The River Guardiana

Festina has turned her back on the sea.  We are in fact some 25 NM inland , anchored in complete solitude . It is  just before dawn and there is no wind , and the only sound we can hear is the distant musical tinkling of sheep bells. In a minute we are going to explore further up the river in our canoe , riding the flood tide for a couple of hours ,  returning with the ebb and retiring under our tropical awning  for a siesta in the midday heat , then perhaps  we will explore a side river in the cool of the evening.

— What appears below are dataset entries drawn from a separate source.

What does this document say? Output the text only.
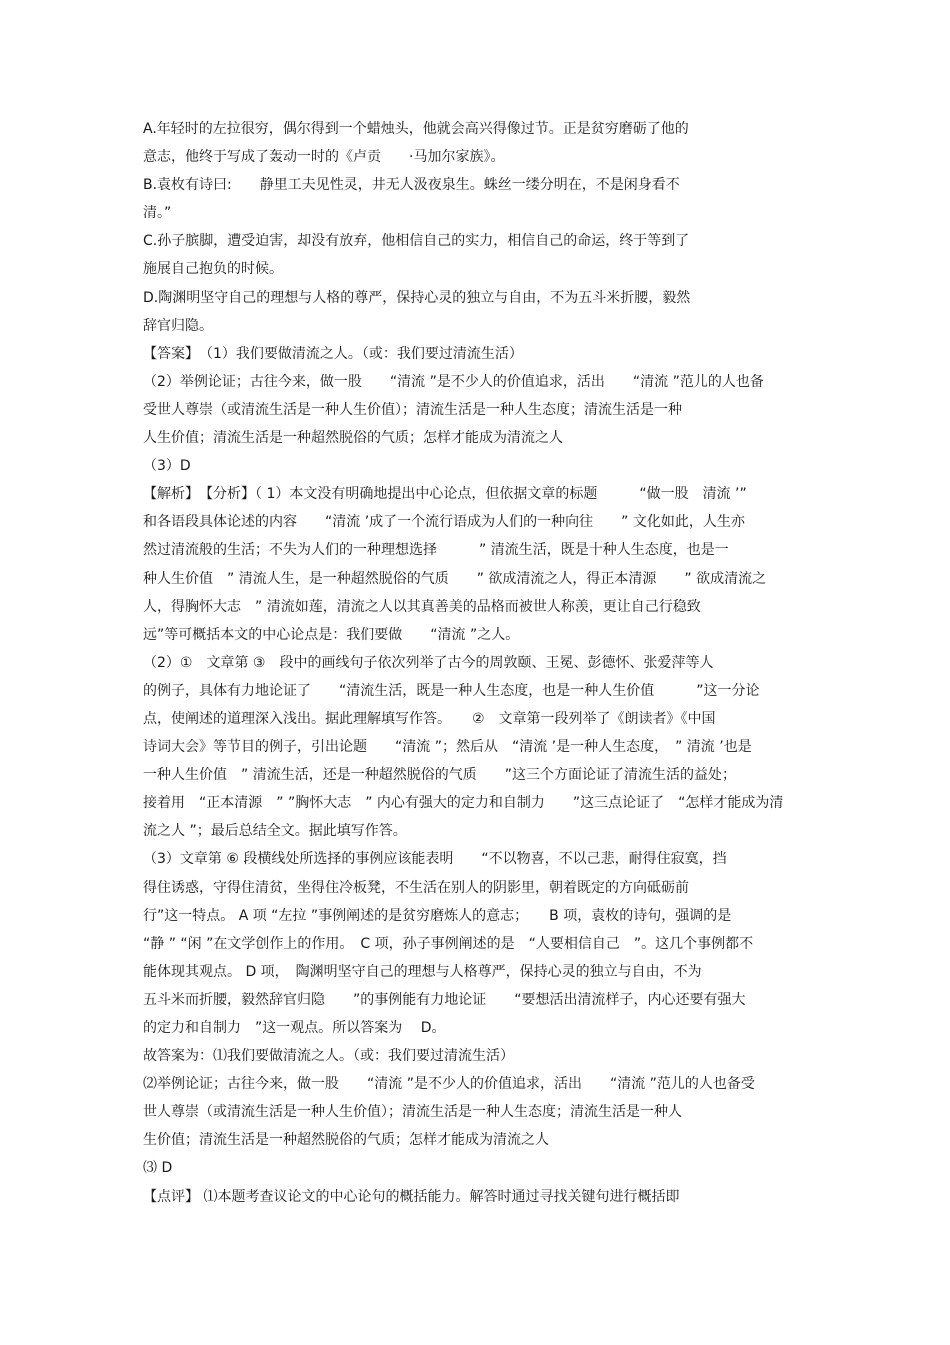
A.年轻时的左拉很穷，偶尔得到一个蜡烛头，他就会高兴得像过节。正是贫穷磨砺了他的
意志，他终于写成了轰动一时的《卢贡　　·马加尔家族》。
B.袁枚有诗曰:　　静里工夫见性灵，井无人汲夜泉生。蛛丝一缕分明在，不是闲身看不
清。”
C.孙子膑脚，遭受迫害，却没有放弃，他相信自己的实力，相信自己的命运，终于等到了
施展自己抱负的时候。
D.陶渊明坚守自己的理想与人格的尊严，保持心灵的独立与自由，不为五斗米折腰，毅然
辞官归隐。
【答案】　（1）我们要做清流之人。（或：我们要过清流生活）
（2）举例论证；古往今来，做一股　　“清流 ”是不少人的价值追求，活出　　“清流 ”范儿的人也备
受世人尊崇（或清流生活是一种人生价值）；清流生活是一种人生态度；清流生活是一种
人生价值；清流生活是一种超然脱俗的气质；怎样才能成为清流之人
（3）D
【解析】　【分析】（ 1）本文没有明确地提出中心论点，但依据文章的标题　　　“做一股　清流 ’”
和各语段具体论述的内容　　“清流 ’成了一个流行语成为人们的一种向往　　” 文化如此，人生亦
然过清流般的生活；不失为人们的一种理想选择　　　” 清流生活，既是十种人生态度，也是一
种人生价值　” 清流人生，是一种超然脱俗的气质　　” 欲成清流之人，得正本清源　　” 欲成清流之
人，得胸怀大志　” 清流如莲，清流之人以其真善美的品格而被世人称羡，更让自己行稳致
远”等可概括本文的中心论点是：我们要做　　“清流 ”之人。
（2）①　文章第 ③　段中的画线句子依次列举了古今的周敦颐、王冕、彭德怀、张爱萍等人
的例子，具体有力地论证了　　“清流生活，既是一种人生态度，也是一种人生价值　　　”这一分论
点，使阐述的道理深入浅出。据此理解填写作答。　　②　文章第一段列举了《朗读者》《中国
诗词大会》等节目的例子，引出论题　　“清流 ”；然后从　“清流 ’是一种人生态度，　” 清流 ’也是
一种人生价值　” 清流生活，还是一种超然脱俗的气质　　”这三个方面论证了清流生活的益处；
接着用　“正本清源　” ”胸怀大志　” 内心有强大的定力和自制力　　”这三点论证了　“怎样才能成为清
流之人 ”；最后总结全文。据此填写作答。
（3）文章第 ⑥ 段横线处所选择的事例应该能表明　　“不以物喜，不以己悲，耐得住寂寞，挡
得住诱惑，守得住清贫，坐得住冷板凳，不生活在别人的阴影里，朝着既定的方向砥砺前
行”这一特点。 A 项 “左拉 ”事例阐述的是贫穷磨炼人的意志；　　B 项，袁枚的诗句，强调的是
“静 ” “闲 ”在文学创作上的作用。　C 项，孙子事例阐述的是　“人要相信自己　”。这几个事例都不
能体现其观点。 D 项，　陶渊明坚守自己的理想与人格尊严，保持心灵的独立与自由，不为
五斗米而折腰，毅然辞官归隐　　”的事例能有力地论证　　“要想活出清流样子，内心还要有强大
的定力和自制力　”这一观点。所以答案为　 D。
故答案为：⑴我们要做清流之人。（或：我们要过清流生活）
⑵举例论证；古往今来，做一股　　“清流 ”是不少人的价值追求，活出　　“清流 ”范儿的人也备受
世人尊崇（或清流生活是一种人生价值）；清流生活是一种人生态度；清流生活是一种人
生价值；清流生活是一种超然脱俗的气质；怎样才能成为清流之人
⑶ D
【点评】 ⑴本题考查议论文的中心论句的概括能力。解答时通过寻找关键句进行概括即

It is an extraordinary place . The river cuts through hills dotted with olive trees and cork oaks, some in organised plantations ,but especially in the upper reaches ,mostly just growing wild. Down at the riverside huge stands of bamboo line the banks , intersperced with willow , pomegranates ,quinces and figs. Kingfishers race along under the overhanging branches whilst squadrons of azure winged magpies quarrel over the fruit.I got terribly excited when I saw some hoopoes – but I gather they are pretty common. Cattle Egrets fly past at dusk  and Sandwich Terns ( on their way to the Antartic?) swoop and dive around us . Herons stalk the shallows like pteradactyls, busily reducing the population of fish . In contrast my fishing career reached its absolute nadir ( you can tell Ive been boning up on the Astro!) when an agreeable fish took pity on me and actually jumped into the canoe . Lynda and I jumped even higher so that not only did we nearly capsize , but the fish took umbrage and  jumped out again!

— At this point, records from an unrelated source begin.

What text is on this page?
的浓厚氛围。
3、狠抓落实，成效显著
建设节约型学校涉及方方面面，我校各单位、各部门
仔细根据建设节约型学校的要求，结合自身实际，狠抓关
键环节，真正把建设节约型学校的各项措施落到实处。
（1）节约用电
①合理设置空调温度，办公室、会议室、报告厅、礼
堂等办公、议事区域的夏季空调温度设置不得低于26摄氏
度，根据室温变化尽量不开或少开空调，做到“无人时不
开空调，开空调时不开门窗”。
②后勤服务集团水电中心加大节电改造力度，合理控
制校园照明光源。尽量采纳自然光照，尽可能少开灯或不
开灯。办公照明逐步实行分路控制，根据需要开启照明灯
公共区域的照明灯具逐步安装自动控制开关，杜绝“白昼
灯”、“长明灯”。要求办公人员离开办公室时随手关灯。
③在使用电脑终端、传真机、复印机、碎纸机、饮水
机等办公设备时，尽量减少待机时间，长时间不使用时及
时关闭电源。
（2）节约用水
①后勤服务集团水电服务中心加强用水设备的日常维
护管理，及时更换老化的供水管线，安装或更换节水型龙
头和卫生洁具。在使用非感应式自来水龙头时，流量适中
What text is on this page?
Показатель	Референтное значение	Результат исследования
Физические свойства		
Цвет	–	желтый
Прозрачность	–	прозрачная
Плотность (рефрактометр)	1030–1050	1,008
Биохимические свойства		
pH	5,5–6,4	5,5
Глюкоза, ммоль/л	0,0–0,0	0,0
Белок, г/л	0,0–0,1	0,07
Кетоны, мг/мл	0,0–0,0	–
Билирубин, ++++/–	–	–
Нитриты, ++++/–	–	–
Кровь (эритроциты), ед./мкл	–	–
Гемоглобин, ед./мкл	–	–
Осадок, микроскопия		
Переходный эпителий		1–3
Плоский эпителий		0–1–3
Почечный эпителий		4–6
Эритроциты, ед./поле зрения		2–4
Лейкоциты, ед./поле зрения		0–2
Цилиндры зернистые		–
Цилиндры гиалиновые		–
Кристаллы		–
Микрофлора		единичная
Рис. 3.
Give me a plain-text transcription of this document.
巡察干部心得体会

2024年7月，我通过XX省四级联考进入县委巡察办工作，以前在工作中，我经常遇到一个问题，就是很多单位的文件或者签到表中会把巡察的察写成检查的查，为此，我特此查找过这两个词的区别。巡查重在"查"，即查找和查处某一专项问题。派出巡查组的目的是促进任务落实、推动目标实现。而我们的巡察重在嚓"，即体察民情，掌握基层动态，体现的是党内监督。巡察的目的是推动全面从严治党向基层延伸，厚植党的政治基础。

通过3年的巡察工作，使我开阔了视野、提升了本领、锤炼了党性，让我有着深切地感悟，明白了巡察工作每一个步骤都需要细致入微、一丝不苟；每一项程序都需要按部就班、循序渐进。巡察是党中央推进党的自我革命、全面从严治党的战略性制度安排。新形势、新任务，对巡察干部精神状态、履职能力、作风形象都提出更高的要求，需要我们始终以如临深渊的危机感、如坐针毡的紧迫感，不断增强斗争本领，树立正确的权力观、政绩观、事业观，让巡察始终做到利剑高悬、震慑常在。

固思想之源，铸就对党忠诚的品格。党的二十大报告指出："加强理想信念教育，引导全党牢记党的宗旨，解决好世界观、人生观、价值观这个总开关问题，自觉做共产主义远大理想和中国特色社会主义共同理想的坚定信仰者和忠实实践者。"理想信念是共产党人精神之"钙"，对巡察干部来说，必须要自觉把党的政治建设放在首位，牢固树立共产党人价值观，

Perhaps more extraordinary are the inhabitants. It seems that post Franco , the Spaniards ( the river marks the border between Spain and Portrugal) abandoned the area in favour of jobs in the cities. Soon afterwards the area  was “discovered ” by the british yachting community who sailed here for a few days , and stayed for 10 years. Thus on the Spanish side at least , most of the riverside fincas ( farms or country properties- mostly very small and simple ) are owned by Brits – who live here most of the year and send their kids to the local schools. Each has a boat anchored off ranging from the absolutely immaculate to a terminally decrepid state that indicates all pretence of leaving has been abandoned. Over the centuries the river has been engulfed by flash floods , and the village folk who are still  nearly all Spanish ( or Portrugese ) think the Brits are mad living on the river banks. In fact the upper reaches have been dammed so that hopefully there will be no repetition of these disasters.

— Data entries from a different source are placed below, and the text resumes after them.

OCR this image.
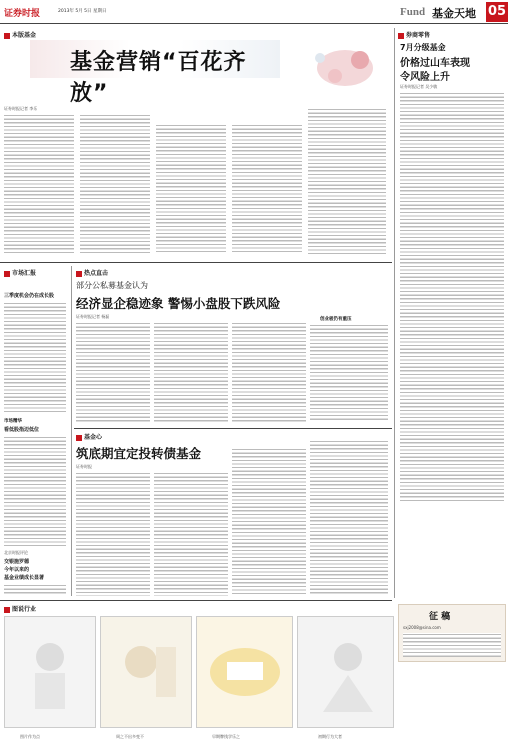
证券时报	2013年 5月 5日 星期日	Fund 基金天地 05
本版基金
基金营销“百花齐放”
证券时报记者 李乐
券商零售
7月分级基金
价格过山车表现
令风险上升
证券时报记者 吴少敏
市场汇报
三季度机会仍在成长股
市场精华
看低股指迈低位
北京时报评论
交银施罗德
今年以来的
基金业绩成长显著
热点直击
部分公私募基金认为
经济显企稳迹象 警惕小盘股下跌风险
证券时报记者 杨磊
创业板仍有重压
基金心
筑底期宜定投转债基金
证券时报
征 稿
sxj2008@sina.com
图说行业
图片作为点	周之不出多变不	早期牌钱学乐之	初期行为大者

Two thirds of the way up the navigable river  the twin villages of Alcoutin (Portrugal) and Sanlucar ( Spain) face each other across the river. Each has a castle ,  two churches and higgledy piggledy streets through  white painted houses decorated in Mediterranean pastel hues. Each church chimes the hour and half hour – but of course Spanish time is an hour further on , so that whereas they once fought each other over border rights , now the church bells  fight over the  time . In between them a small Armada of yachts from myriad nations lie swinging to the stream. Some are visiting , others are arriving to spend the winter here , and yet more have plainly been here for a very long time.

We were  very fortunate to meet Bob and Kate Saudek , who came here 10 years ago (from the Hamble) and now live in their own little riverside paradise with their 4 lovely children.Anyone interested in visiting this area should look at their website  ( where they have another riverside property to let.

We love it  , both the little villages and the wilderness around them  . The sense of being  gently ensnared is almost palpable.